Oh wait, that’s not what you called me yesterday…
what was it again?” The words roll in my head in Trainor’s smarmy voice.
“A potential success story. A valuable alumnus…An asset…So how valuable am I?”
“Fifty thousand,” he mutters.
“Fifty.” I nod. “I guess that’s not bad. For fifty grand I might have handed myself in, but then they’d only make me earn it all back at Hanson’s. I wonder if I’d get fifty grand for Alyssa?” I ask.
His eyes balloon wide and bug out at the mention of his daughter’s name. There’s an odd gurgling sound in his throat. I ready myself to move. I’ve just primed a bomb—one that will probably blow up in my face—but let’s see how he enjoys living in fear, genuine fear.
“She’s underage,” I continue. “Just how they like them. Is she still at that posh preparatory school up on Dawnside Avenue? Averney Prep? Something like that, right?” I threaten, unsurprised with how easily the details appear in my mind when I want them.
“She’s pretty too,” I press. He’s clenched tight, body coiling to spring.
My attack is brutal. Cruel. Deserved. “Maybe they’ll make more on a girl like her.
I mean, she’s probably still a virgin. They’d pay me a cool fifty grand just to bid on who could pop her cherry.
Then they’d fuck her all at once. Rail her into the ground and cheer every time she screamed for one of them to stop.
Hell, if she screams, they’ll just use the excuse to plug her mouth too.
Eventually, they’ll shoot her up on heroin and go at her again and again and again until she’s only worth putting out on the streets. ”
Trainor charges to his feet, but so do I.
“What’s wrong, Mr Trainor?

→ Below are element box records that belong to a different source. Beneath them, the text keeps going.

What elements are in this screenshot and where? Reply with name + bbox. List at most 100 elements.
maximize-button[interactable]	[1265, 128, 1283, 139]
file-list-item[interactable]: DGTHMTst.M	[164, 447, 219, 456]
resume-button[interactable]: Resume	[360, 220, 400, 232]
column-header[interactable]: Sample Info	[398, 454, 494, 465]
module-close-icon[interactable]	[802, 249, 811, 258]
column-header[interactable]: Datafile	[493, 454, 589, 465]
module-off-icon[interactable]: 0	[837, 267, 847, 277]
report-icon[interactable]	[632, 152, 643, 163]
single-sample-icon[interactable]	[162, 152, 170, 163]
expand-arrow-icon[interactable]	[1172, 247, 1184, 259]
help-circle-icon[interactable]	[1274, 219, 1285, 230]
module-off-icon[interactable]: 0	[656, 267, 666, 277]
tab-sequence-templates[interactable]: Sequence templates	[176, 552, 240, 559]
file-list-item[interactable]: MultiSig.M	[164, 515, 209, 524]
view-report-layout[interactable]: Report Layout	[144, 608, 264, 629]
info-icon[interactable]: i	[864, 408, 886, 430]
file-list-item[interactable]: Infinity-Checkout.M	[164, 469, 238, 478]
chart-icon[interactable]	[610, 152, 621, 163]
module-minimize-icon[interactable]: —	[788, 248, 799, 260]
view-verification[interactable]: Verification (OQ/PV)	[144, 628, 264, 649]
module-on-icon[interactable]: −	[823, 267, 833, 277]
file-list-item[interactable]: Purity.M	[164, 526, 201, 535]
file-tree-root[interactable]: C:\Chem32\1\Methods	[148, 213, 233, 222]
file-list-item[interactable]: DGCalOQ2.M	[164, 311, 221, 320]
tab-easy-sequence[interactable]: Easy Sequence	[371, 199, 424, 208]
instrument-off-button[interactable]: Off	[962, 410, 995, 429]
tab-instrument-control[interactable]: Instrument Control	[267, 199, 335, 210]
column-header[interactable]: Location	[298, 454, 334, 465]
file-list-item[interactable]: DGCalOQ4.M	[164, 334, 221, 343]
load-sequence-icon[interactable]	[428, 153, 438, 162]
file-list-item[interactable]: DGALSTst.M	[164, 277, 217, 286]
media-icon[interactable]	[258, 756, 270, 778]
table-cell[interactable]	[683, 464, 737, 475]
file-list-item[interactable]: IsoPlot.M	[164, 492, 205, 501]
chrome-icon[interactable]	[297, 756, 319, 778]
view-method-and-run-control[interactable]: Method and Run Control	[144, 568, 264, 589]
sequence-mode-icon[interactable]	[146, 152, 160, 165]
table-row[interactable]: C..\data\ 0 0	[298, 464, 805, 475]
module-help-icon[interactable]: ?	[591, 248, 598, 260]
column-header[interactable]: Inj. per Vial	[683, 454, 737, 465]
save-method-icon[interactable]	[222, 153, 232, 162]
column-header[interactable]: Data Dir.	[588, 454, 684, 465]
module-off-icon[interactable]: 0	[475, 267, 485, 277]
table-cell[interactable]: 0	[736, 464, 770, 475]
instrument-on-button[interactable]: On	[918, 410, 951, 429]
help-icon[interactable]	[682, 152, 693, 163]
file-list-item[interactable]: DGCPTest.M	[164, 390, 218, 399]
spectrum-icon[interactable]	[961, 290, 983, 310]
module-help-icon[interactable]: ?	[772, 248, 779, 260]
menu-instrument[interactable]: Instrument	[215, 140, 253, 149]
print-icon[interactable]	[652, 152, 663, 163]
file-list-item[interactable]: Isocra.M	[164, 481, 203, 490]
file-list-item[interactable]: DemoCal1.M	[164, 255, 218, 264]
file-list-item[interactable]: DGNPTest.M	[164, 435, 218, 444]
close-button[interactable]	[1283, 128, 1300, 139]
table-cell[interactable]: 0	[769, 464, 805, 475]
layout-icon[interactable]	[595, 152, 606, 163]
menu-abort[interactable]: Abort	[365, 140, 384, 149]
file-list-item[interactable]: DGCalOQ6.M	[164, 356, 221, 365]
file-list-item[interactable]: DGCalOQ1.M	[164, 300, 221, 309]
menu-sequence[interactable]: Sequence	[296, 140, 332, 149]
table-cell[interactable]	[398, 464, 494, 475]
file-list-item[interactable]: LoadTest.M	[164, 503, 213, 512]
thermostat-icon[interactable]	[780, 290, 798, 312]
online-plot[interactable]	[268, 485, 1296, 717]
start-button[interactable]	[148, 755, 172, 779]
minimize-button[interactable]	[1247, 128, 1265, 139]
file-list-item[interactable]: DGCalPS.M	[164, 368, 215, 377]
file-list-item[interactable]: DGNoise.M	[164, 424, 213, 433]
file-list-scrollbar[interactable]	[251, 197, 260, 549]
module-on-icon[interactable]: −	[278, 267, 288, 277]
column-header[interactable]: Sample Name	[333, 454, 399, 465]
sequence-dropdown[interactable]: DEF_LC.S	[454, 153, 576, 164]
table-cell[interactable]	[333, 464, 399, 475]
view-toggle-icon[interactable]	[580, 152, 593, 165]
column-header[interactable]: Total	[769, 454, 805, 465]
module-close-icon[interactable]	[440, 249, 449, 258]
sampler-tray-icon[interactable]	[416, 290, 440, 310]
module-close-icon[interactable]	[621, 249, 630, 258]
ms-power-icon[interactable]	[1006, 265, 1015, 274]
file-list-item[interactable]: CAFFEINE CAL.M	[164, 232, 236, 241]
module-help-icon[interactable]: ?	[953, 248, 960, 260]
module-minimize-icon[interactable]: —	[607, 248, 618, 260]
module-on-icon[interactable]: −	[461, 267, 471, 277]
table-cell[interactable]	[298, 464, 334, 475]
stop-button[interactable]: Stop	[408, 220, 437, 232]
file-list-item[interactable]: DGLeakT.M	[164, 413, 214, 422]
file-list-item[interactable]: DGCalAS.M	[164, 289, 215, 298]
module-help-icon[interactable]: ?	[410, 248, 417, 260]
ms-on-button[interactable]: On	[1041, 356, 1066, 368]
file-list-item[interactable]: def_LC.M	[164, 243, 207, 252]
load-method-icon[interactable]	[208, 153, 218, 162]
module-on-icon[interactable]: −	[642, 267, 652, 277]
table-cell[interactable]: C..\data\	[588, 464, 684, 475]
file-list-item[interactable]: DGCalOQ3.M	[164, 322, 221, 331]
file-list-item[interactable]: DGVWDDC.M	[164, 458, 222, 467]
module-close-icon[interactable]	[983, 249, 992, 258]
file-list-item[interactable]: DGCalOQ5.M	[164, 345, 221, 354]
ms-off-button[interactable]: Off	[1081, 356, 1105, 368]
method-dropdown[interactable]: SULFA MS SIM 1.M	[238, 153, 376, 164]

It was fine when they were going to do that to me and my fucking two-year-old sister!” I bellow, spitting the words at his face. “Why are you so upset now that we’re talking about your precious princess?”
Aiden and Dax slam through the doors. Aiden blocks Trainor, and Dax wraps his arms around me. He grunts in my ear, wrestling me into submission as I fight to pull myself across the table and tear at the man who thought he could sell me.
FUCK HIM. FUCK ERIC. FUCK THEM ALL.
“Jules. Enough. Enough! You made your point,” Dax argues in my ear. I calm enough to understand and then allow him to hold me still until the storm in my head quietens.
“Let me go!” I growl. Dax dumps me back on my feet.
“Please,” Trainor begs, his fight entirely diminished with the appearance of bigger men that him. He reaches out and grabs Aiden’s wrist. “Please, not my little girl, not Alyssa.”
My breathing is ragged. My heart is in my ears, pounding like war drums. I hear this man beg for his daughter’s safety, register the tears trailing down his face, and I feel more pathetic than ever.
Lucky for Alyssa to have a father that loves her. But I knew that anyway, didn’t I? It’s why I used her to push his buttons. The money Franz promised Trainor would have probably been for her too.
“I want you to remember this,” I tell Trainor, swallowing down as much of my anger as I can.
It lumps heavily in my throat. I’ll need to leave before I choke on it.
“The fear you’re feeling for Alyssa, I want you to remember it always.
That is the fear I live with every fucking day.
Unlike you, I’m not a monster. I’d never sell out an innocent for money or anything else… not even for my own life.”
“I…I’m sorry,” he stumbles over the words, and I don’t even bother to read his face to see if he means them.
“I don’t care,” I admit. I suck in one last deep breath that lodges with the lump, before I head for the door. All three men watch me go. I turn back just before I slam the door, stare the old fucker in his bloodshot eyes and smile. “Fuck you, Mr Trainor.”